Windermere Real Estate in Redmond Expands
As the real estate market continues to boom across Oregon, the top-producing real estate brokerage in Redmond, Windermere Real Estate, has moved to a new office space to house its growing staff and clientele. Windermere celebrated the grand opening of its new office space on March 10 with a ribbon cutting ceremony hosted by the Redmond Chamber of Commerce.
More than 100 attendees celebrated the new space at 821 SW 6th Street, which is nearly twice the size of the Central Oregon real estate company’s previous office. The new 7,400 square-foot space will house the 30 brokers already working at the Redmond office, with room for 12 more to join.
“I am excited by the pace of growth we are seeing in the central Oregon real estate market and this new office provides even more room to cater to our community,” said Steve Redman, owner of Windermere/Central Oregon Real Estate. “It is clear that Windermere has garnered a steadfast reputation within the community and I look forward to engaging with new clients and brokers as a result of our expansion.”
Windermere Real Estate is ranked the largest regional real estate company in the Western U.S. with over 300 offices and 6,000 agents. The Windermere family has a proud heritage of serving our neighbors via the Windermere Foundation which funds services for low-income and homeless families.
Central Oregon Trails Alliance Announces Trail Plans
Local nonprofit and mountain bike trail advocate Central Oregon Trails Alliance (COTA) has announced plans—approved by the United States Forest Service (USFS)—for projects in the Phil’s Trail and Wanoga areas.

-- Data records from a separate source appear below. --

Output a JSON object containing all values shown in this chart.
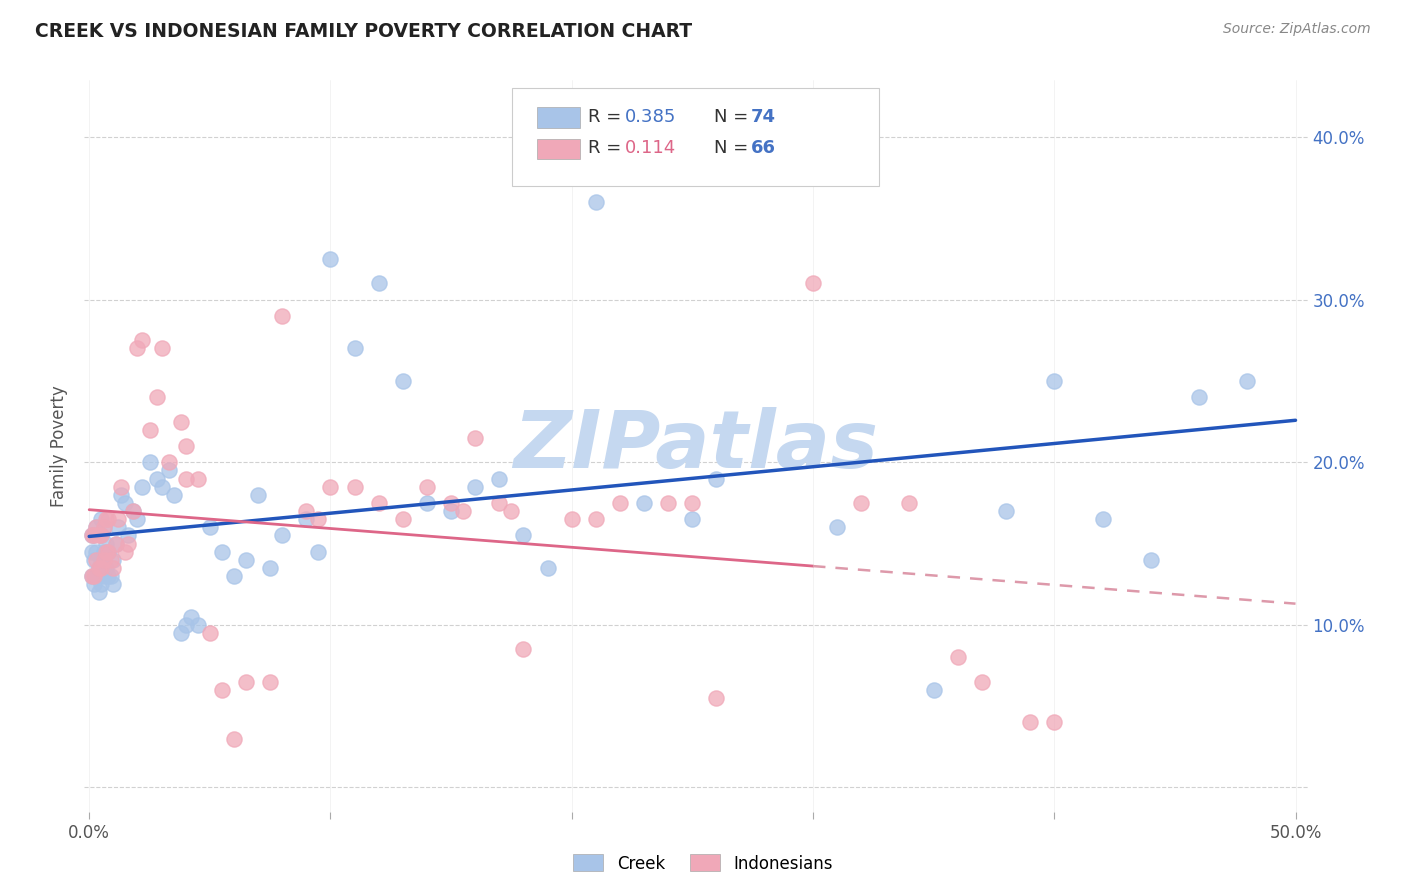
{
  "title": "CREEK VS INDONESIAN FAMILY POVERTY CORRELATION CHART",
  "source": "Source: ZipAtlas.com",
  "ylabel": "Family Poverty",
  "ytick_labels": [
    "",
    "10.0%",
    "20.0%",
    "30.0%",
    "40.0%"
  ],
  "yticks": [
    0.0,
    0.1,
    0.2,
    0.3,
    0.4
  ],
  "xticks": [
    0.0,
    0.1,
    0.2,
    0.3,
    0.4,
    0.5
  ],
  "xlim": [
    -0.002,
    0.505
  ],
  "ylim": [
    -0.015,
    0.435
  ],
  "creek_R": 0.385,
  "creek_N": 74,
  "indonesian_R": 0.114,
  "indonesian_N": 66,
  "creek_color": "#a8c4e8",
  "indonesian_color": "#f0a8b8",
  "creek_line_color": "#2255bb",
  "indonesian_line_color": "#dd6688",
  "indonesian_line_dashed_color": "#dd99aa",
  "watermark_text": "ZIPatlas",
  "watermark_color": "#c5d8f0",
  "background_color": "#ffffff",
  "creek_x": [
    0.001,
    0.001,
    0.001,
    0.002,
    0.002,
    0.002,
    0.003,
    0.003,
    0.003,
    0.004,
    0.004,
    0.005,
    0.005,
    0.005,
    0.005,
    0.006,
    0.006,
    0.006,
    0.007,
    0.007,
    0.008,
    0.008,
    0.009,
    0.01,
    0.01,
    0.011,
    0.012,
    0.013,
    0.015,
    0.016,
    0.018,
    0.02,
    0.022,
    0.025,
    0.028,
    0.03,
    0.033,
    0.035,
    0.038,
    0.04,
    0.042,
    0.045,
    0.05,
    0.055,
    0.06,
    0.065,
    0.07,
    0.075,
    0.08,
    0.09,
    0.095,
    0.1,
    0.11,
    0.12,
    0.13,
    0.14,
    0.15,
    0.16,
    0.17,
    0.18,
    0.19,
    0.2,
    0.21,
    0.23,
    0.25,
    0.26,
    0.31,
    0.35,
    0.38,
    0.4,
    0.42,
    0.44,
    0.46,
    0.48
  ],
  "creek_y": [
    0.13,
    0.145,
    0.155,
    0.125,
    0.14,
    0.155,
    0.13,
    0.145,
    0.16,
    0.12,
    0.135,
    0.125,
    0.14,
    0.155,
    0.165,
    0.13,
    0.145,
    0.16,
    0.135,
    0.15,
    0.13,
    0.145,
    0.13,
    0.125,
    0.14,
    0.15,
    0.16,
    0.18,
    0.175,
    0.155,
    0.17,
    0.165,
    0.185,
    0.2,
    0.19,
    0.185,
    0.195,
    0.18,
    0.095,
    0.1,
    0.105,
    0.1,
    0.16,
    0.145,
    0.13,
    0.14,
    0.18,
    0.135,
    0.155,
    0.165,
    0.145,
    0.325,
    0.27,
    0.31,
    0.25,
    0.175,
    0.17,
    0.185,
    0.19,
    0.155,
    0.135,
    0.38,
    0.36,
    0.175,
    0.165,
    0.19,
    0.16,
    0.06,
    0.17,
    0.25,
    0.165,
    0.14,
    0.24,
    0.25
  ],
  "indonesian_x": [
    0.001,
    0.001,
    0.002,
    0.002,
    0.003,
    0.003,
    0.004,
    0.004,
    0.005,
    0.005,
    0.006,
    0.006,
    0.007,
    0.007,
    0.008,
    0.008,
    0.009,
    0.01,
    0.011,
    0.012,
    0.013,
    0.015,
    0.016,
    0.018,
    0.02,
    0.022,
    0.025,
    0.028,
    0.03,
    0.033,
    0.038,
    0.04,
    0.045,
    0.05,
    0.055,
    0.06,
    0.065,
    0.075,
    0.09,
    0.095,
    0.1,
    0.11,
    0.12,
    0.13,
    0.14,
    0.15,
    0.155,
    0.16,
    0.17,
    0.175,
    0.18,
    0.2,
    0.21,
    0.22,
    0.24,
    0.25,
    0.26,
    0.3,
    0.32,
    0.34,
    0.36,
    0.37,
    0.39,
    0.4,
    0.04,
    0.08
  ],
  "indonesian_y": [
    0.13,
    0.155,
    0.13,
    0.155,
    0.14,
    0.16,
    0.135,
    0.155,
    0.135,
    0.155,
    0.14,
    0.16,
    0.145,
    0.165,
    0.145,
    0.165,
    0.14,
    0.135,
    0.15,
    0.165,
    0.185,
    0.145,
    0.15,
    0.17,
    0.27,
    0.275,
    0.22,
    0.24,
    0.27,
    0.2,
    0.225,
    0.21,
    0.19,
    0.095,
    0.06,
    0.03,
    0.065,
    0.065,
    0.17,
    0.165,
    0.185,
    0.185,
    0.175,
    0.165,
    0.185,
    0.175,
    0.17,
    0.215,
    0.175,
    0.17,
    0.085,
    0.165,
    0.165,
    0.175,
    0.175,
    0.175,
    0.055,
    0.31,
    0.175,
    0.175,
    0.08,
    0.065,
    0.04,
    0.04,
    0.19,
    0.29
  ]
}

The Pine Drops Trail will become part of their official inventory, and includes a reroute away from environmentally sensitive areas. A new connector trail will be constructed from the bottom of Lower Whoops to Phil’s Trail. The Kent’s/Phil’s junction will be realigned to the Phil’s/Voodoo junction. Tyler’s Return and the extension of Grand Slam will become part of our official inventory. In addition, the USFS has asked COTA to remove approximately 7.5 miles of user-built trails.
COTA’s primary purpose is to design, construct and maintain sustainable, human-powered multi-use trails. Further, COTA strives to enhance the mountain bike riding experience through safety, education, trail stewardship, public outreach and advocacy.
COTA is a non-profit, volunteer organization that works in conjunction with the USFS, BLM and other land managers to build and maintain trails in Central Oregon. COTA is an IMBA-affiliated club.
Bend Chamber of Commerce names Julie Harrelson Woman of the Year
Julie Harrelson, fund manager of Cascade Angels and CEO of the Harrelson Group, has been named Woman of the Year by the Bend Chamber of Commerce at their Tower Theatre event March 16 in Bend. Sarah Pool, founder and CEO of Pacific Superfood Snacks, delivered the keynote address at the ceremony. Arts, education, culture and family causes champion Clella Thomas received a Lifetime Achievement Award.
Shannon Keith, founder of Bend-based Sudara, which provides jobs to women survivors of sex trafficking in India, took home the Entrepreneur of the Year Award. The Community Hero Award went to Alison Perry, who founded a ranch program for veterans coping with post-traumatic stress disorder. The Young Hero Award was given to Skylar Grayson, a senior at Summit High School, past intern at Bend Research and co-founder of the Youth Climate Action, Bend chapter. In all, the chamber received 39 nominees for the five awards categories.
When it comes to business in Bend, no organization has been looking out for the best interest of this community longer than the Bend Chamber of Commerce. Since 1926 the Bend Chamber has worked to support its mission to be a vital strategic partner creating resources and opportunities for member success, quality of life, engagement and meaningful impact.
Bend Whitewater Park Reopens
The Bend Park and Recreation District reopened the Bend Whitewater Park on March 18, following winter work modifications to improve performance in the whitewater and passageway channels.
“The winter modifications were completed with only minimal disruptions due to the winter weather conditions,” said Brian Hudspeth, development manager for the District. “The feedback about the wave features and the passageway channel is favorable and we look forward to the upcoming river recreation season.”
The completed whitewater channel modifications included raising the pool elevations above the lower two features and shallowing the pool below the upper wave by installing a concrete “floor” to help stabilize the wave. The passageway channel work focused on installing boulders to direct water through the center of the channel, thus decreasing the chance of floaters dropping over the shoulders and flipping.
The project’s original funding allocation, remaining bond funds from the Farewell Bend Bridge project, and property tax revenue provided the winter work funding.